The espionage appeared pervasive across the U.S. and doesn't target a particular company or region, said a former Department of Homeland Security official. "There are intrusions, and they are growing," the former official said, referring to electrical systems. "There were a lot last year."
Many of the intrusions were detected not by the companies in charge of the infrastructure but by U.S. intelligence agencies, officials said. Intelligence officials worry about cyber attackers taking control of electrical facilities, a nuclear power plant or financial networks via the Internet.
Authorities investigating the intrusions have found software tools left behind that could be used to destroy infrastructure components, the senior intelligence official said. He added, "If we go to war with them, they will try to turn them on."

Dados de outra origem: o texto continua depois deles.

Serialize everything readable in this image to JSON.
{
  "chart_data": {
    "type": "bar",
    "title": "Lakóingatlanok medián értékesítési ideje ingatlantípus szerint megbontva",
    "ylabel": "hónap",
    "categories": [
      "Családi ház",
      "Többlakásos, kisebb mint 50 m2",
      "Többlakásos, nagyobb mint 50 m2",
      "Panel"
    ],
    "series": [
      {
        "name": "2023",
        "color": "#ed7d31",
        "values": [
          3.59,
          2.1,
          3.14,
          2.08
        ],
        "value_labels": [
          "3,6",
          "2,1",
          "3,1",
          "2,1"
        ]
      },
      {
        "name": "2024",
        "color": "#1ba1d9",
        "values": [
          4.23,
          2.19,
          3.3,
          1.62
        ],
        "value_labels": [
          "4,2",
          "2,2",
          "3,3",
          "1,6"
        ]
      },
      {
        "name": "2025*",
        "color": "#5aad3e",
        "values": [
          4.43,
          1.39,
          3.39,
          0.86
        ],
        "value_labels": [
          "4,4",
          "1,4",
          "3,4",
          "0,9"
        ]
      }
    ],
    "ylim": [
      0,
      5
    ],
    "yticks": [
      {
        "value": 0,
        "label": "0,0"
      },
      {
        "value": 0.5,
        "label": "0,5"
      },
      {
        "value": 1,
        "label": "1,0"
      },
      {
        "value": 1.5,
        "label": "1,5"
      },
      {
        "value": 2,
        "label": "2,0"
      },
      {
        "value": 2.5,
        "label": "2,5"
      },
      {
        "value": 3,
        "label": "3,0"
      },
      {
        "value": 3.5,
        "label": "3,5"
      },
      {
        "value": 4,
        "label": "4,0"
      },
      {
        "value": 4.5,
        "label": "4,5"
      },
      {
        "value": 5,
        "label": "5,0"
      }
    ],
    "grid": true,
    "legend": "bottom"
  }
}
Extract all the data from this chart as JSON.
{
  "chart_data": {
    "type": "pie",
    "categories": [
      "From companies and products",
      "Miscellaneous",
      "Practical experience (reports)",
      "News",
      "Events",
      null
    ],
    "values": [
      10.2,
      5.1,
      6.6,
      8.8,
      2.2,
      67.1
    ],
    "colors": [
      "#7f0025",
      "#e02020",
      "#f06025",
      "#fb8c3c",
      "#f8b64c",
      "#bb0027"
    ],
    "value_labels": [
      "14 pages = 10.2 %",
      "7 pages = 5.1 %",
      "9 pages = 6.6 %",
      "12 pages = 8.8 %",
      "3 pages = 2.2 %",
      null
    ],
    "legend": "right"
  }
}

Officials said water, sewage and other infrastructure systems also were at risk.
"Over the past several years, we have seen cyberattacks against critical infrastructures abroad, and many of our own infrastructures are as vulnerable as their foreign counterparts," Director of National Intelligence Dennis Blair recently told lawmakers. "A number of nations, including Russia and China, can disrupt elements of the U.S. information infrastructure."
A versão online do WSN inclui também uma ligação para uma carta muito interessante:
"The North American Electric Reliability Corporation on Tuesday warned its members that not all of them appear to be adhering to cybersecuirty requirements."
Most of us who have spent any amount of time in the industry understand that the bulk power system is designed and operated in such a way to withstand the most severe single contingency, and in some cases multiple contingencies, without incurring significant loss of customer load or risking system instability. This engineering construct works extremely well in the operation and planning of the system to deal with expected and random unexpected events. It also works, although to a lesser extent, in a physical security world. In this traditional paradigm, fewer assets may be considered “critical” to the reliability of the bulk electric system.
But as we consider cyber security, a host of new considerations arise. Rather than considering the unexpected failure of a digital protection and control device within a substation, for example, system planners and operators will need to consider the potential for the simultaneous manipulation of all devices in the substation or, worse yet, across multiple substations. I have intentionally used the word “manipulate” here, as it is very important to consider the misuse, not just loss or denial, of a cyber asset and the resulting consequences, to accurately identify CAs under this new “cyber security” paradigm. A number of system disturbances, including those referenced in NERC’s March 30 advisory on protection system single points of failure, have resulted from similar, non-cyber-related events in the past five years, clearly showing that this type of failure can significantly “affect the reliability (and) operability of the bulk electric system,” sometimes over wide geographic areas.
Taking this one step further, we, as an industry, must also consider the effect that the loss of that substation, or an attack resulting in the concurrent loss of multiple facilities, or its malicious operation, could have on the generation connected to it.